To live surrounded by new growth and becoming is, I think, the closest we get to slowing time. You are what you eat, and that’s not only food – but what you feed your eyes, what you feed your very being with your surroundings. How that feeds your soul. How you integrate your doings with your spirit – what you do with who you are and where you do it. Where you’re at – inside and out – is a huge part of that diet. If you live in an environment of life and nature and replenishment, of constructing and becoming, it’s hard not to feel that way inside.

Every year heading into springtime here in south central Texas, the little birds come looking for places to nest, to bring the new into being. They are drawn to the workshop and, so long as they’re not choosing a spot that is obviously dangerous or directly in my way, I welcome them. It’s not easy for me; I care about them, so I want things to go well for them, but I realize theirs is not my destiny to write. Past giving them some sheltered space and consideration while they’re borrowing that high shelf corner or extra tool cubby, the best thing I can do for them is not to meddle with their happenings. Let them be. Allow them their process of becoming… they don’t need my help; my agenda, my way, my fears, my inserting myself into their ceremony would not help.  

It was 17 years ago in my friend Uncle Johnny’s shop I noticed a nest in a top cubby, up above where he stored the tin of polishing wax for his woodcraft. I expressed my concern for them, and he replied “They come every year. They don’t get in my way and I don’t get in theirs. I leave a window cracked for them while they’re here. They know what they’re doing.” They know what they’re doing. I have to remind myself of this. This is what they do – their lives are uncomplicated, their system very simple, and indeed if they’re here they were the strongest who figured it out and they will teach their young the same. Not all will make it but they know this too. 

Things happen quickly in their world and they don’t waste time. Mama bird waits on a branch by the porch for me to be out of the way and flutters into the nest. I wish her well and welcome the tiny chirps to come. I leave an offering, a little pinch of seed, nearby – she knows I know she’s here and I like to think she knows she’s as safe as my shelter can offer. I do not know if these are the same little friends from last year, the nestlings of years past carrying on tradition, or even some distant relations to those from Johnny’s workshop. Taking the perspective that we are all related, they are all related too – so somehow, perhaps. For all I know one could even be Johnny. I chuckle at that too, but all I really truly know is there’s a lot more going on than meets the eye and I know I don’t know. I believe, I ponder, I connect the dots until it makes some kind of sense to me… but I’m one grain on a vast shoreline facing an infinite ocean and I just don’t know. 

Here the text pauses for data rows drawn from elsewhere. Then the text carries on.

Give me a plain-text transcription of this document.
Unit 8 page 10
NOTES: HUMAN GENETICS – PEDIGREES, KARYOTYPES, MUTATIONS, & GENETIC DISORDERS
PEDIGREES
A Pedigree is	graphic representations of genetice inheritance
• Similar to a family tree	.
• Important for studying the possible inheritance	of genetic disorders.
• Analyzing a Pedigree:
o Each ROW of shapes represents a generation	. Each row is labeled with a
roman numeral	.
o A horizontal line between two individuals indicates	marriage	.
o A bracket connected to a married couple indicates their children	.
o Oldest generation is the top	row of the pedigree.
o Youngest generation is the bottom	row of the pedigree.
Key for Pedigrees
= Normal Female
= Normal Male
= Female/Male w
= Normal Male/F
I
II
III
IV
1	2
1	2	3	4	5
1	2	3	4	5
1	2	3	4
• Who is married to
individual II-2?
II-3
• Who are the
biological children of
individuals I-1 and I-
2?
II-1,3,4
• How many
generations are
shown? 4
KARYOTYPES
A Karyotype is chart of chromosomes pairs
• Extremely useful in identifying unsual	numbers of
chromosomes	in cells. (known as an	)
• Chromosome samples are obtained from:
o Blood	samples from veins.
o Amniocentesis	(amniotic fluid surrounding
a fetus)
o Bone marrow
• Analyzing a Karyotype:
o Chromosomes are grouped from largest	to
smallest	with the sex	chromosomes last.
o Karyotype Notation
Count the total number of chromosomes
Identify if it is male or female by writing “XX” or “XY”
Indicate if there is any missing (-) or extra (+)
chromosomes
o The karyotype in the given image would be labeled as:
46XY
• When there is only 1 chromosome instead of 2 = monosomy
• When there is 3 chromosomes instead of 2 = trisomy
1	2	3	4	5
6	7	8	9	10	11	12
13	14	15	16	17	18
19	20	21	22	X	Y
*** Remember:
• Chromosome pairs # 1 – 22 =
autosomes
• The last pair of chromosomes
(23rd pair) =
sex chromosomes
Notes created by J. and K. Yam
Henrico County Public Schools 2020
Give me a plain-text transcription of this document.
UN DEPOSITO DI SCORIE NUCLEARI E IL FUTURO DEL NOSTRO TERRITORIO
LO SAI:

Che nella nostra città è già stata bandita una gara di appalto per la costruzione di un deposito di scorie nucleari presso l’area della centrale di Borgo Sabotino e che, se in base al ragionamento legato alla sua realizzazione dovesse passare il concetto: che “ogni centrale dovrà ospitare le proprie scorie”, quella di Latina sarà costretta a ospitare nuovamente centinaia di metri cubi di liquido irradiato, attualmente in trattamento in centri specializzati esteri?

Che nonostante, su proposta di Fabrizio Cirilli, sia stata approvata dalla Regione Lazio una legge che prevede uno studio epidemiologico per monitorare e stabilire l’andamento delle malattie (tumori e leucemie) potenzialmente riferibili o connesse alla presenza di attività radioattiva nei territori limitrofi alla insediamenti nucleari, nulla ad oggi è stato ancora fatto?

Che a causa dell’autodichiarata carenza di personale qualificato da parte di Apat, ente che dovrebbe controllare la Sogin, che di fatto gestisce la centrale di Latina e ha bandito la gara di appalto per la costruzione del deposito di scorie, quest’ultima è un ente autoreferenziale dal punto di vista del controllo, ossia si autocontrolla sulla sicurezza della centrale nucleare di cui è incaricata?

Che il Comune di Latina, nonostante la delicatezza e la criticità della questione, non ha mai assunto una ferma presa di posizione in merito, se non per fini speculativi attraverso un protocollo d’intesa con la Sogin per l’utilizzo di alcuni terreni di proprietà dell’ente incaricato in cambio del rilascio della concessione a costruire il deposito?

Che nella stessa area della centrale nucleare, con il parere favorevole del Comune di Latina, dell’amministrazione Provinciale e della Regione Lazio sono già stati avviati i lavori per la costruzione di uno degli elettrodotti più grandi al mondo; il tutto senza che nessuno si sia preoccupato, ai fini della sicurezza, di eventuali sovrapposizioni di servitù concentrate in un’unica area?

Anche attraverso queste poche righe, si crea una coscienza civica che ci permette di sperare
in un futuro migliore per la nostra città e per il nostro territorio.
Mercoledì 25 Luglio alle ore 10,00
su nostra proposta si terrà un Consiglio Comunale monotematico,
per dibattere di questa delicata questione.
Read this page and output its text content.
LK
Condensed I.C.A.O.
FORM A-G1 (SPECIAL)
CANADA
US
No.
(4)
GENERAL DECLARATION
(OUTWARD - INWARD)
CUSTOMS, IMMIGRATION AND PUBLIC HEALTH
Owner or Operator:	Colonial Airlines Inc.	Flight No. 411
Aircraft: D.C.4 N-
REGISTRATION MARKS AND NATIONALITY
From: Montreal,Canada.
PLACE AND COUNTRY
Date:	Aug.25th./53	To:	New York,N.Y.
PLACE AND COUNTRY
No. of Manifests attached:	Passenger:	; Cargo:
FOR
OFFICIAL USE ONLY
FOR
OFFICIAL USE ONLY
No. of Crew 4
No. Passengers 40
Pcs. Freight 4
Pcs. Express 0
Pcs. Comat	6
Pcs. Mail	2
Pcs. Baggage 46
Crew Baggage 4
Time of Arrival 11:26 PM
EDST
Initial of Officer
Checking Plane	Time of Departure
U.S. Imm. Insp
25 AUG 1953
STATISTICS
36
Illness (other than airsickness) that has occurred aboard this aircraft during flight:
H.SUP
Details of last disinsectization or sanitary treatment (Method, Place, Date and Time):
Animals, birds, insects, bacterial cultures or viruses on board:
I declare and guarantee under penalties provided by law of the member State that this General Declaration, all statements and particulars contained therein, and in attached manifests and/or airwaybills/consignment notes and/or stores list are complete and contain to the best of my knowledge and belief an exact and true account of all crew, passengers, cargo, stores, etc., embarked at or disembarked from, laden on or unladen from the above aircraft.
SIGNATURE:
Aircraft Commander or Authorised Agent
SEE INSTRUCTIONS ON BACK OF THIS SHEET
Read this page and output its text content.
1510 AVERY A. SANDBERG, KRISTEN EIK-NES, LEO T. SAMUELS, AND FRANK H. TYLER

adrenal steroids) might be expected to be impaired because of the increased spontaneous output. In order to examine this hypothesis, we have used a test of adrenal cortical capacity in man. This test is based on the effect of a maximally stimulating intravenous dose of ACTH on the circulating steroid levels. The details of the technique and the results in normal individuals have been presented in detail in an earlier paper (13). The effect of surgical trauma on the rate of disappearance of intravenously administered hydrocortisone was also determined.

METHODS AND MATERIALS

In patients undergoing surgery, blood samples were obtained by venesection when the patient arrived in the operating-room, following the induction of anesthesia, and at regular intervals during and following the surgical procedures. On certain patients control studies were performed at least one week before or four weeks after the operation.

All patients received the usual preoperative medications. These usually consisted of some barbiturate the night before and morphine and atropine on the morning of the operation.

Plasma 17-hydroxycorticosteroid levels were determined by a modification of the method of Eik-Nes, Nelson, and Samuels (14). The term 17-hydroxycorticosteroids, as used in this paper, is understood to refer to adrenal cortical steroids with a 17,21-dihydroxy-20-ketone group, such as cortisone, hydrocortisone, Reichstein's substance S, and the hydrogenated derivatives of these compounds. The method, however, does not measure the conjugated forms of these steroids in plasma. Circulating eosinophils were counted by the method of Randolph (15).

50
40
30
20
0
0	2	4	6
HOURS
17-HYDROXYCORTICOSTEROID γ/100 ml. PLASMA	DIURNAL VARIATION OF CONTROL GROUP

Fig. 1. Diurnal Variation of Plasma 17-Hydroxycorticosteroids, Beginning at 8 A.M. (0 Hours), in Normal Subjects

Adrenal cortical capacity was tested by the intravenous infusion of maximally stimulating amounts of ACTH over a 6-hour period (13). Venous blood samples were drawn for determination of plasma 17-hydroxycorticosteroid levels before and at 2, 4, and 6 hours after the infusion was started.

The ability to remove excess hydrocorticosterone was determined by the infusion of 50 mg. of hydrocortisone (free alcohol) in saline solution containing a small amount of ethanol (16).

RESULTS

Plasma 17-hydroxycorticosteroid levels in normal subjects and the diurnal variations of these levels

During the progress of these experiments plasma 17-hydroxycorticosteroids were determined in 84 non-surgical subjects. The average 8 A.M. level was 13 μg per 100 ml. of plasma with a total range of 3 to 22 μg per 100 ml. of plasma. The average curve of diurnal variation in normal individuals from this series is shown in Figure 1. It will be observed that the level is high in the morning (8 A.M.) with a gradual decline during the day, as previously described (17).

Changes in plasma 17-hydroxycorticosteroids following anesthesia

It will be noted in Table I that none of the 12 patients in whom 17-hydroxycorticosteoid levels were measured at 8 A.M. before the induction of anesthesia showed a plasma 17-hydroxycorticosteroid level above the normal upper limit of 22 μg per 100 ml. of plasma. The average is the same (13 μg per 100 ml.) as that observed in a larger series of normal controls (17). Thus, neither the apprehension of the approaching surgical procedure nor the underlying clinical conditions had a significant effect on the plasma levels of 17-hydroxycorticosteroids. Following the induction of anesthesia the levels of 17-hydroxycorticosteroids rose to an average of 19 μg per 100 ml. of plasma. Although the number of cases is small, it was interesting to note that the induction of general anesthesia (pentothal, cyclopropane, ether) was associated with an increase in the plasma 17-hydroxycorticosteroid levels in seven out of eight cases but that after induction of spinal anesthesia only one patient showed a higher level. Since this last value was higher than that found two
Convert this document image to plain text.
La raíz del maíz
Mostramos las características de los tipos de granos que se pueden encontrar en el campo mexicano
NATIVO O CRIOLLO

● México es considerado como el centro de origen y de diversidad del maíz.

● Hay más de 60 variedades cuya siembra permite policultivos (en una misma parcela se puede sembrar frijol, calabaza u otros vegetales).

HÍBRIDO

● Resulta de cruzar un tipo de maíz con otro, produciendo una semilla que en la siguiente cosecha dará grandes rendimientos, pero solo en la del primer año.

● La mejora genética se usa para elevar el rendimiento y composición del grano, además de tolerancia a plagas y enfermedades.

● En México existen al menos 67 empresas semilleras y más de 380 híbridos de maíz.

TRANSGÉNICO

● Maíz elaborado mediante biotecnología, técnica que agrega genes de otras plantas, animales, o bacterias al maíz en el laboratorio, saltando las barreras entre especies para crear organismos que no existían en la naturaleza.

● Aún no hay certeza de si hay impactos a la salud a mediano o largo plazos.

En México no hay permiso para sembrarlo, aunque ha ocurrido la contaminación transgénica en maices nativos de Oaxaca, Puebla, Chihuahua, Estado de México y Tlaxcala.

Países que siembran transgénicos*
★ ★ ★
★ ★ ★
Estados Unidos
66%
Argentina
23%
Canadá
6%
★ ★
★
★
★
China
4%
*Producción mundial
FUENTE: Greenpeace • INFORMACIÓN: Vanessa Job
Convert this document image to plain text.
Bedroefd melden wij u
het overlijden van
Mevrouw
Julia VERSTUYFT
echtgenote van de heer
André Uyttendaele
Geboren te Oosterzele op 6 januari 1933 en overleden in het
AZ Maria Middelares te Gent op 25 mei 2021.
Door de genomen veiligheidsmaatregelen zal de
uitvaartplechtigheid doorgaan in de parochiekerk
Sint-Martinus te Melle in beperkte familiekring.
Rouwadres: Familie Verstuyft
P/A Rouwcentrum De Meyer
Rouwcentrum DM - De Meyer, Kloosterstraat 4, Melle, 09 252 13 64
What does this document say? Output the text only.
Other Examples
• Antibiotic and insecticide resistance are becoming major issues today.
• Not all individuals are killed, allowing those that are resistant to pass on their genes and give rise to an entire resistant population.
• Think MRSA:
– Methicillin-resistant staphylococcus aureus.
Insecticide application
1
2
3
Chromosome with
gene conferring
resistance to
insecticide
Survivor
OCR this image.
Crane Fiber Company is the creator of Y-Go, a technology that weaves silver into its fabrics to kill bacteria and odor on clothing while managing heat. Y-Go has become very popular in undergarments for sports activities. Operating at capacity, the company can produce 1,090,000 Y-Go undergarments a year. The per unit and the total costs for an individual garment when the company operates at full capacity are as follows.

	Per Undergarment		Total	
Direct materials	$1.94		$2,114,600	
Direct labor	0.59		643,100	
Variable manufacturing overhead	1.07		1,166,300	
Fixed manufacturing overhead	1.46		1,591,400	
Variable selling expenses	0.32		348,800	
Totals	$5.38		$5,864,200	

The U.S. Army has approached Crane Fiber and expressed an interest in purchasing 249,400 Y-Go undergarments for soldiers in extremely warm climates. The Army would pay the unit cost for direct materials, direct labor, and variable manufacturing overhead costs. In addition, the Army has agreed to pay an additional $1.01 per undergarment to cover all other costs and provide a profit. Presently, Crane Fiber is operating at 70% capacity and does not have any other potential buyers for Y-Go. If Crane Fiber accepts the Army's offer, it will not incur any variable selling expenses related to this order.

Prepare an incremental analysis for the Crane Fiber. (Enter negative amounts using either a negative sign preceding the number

I know the wood and the wire I am given to work, I know sounds and vibration. I know these little workshops. I know the next tasks to do and the tools to do them. I know the basics of my being. The birds know theirs, and I’m honored to live in their world out here. The least I can do is let them use the shop once in a while. 

Listening to: Don Cherry interview; Codona live in Hamburg 1978 (man this stuff is great, look it up on YouTube); some Mesa Music Consort; Joe Henderson So Near, So Far (Musings For Miles) (with Scofield, Al Foster on drums and bassist Dave Holland – fantastic, just go buy it); Grateful Dead Movie soundtrack CD one; Chrome Eyes Viper Dust (to be released soon).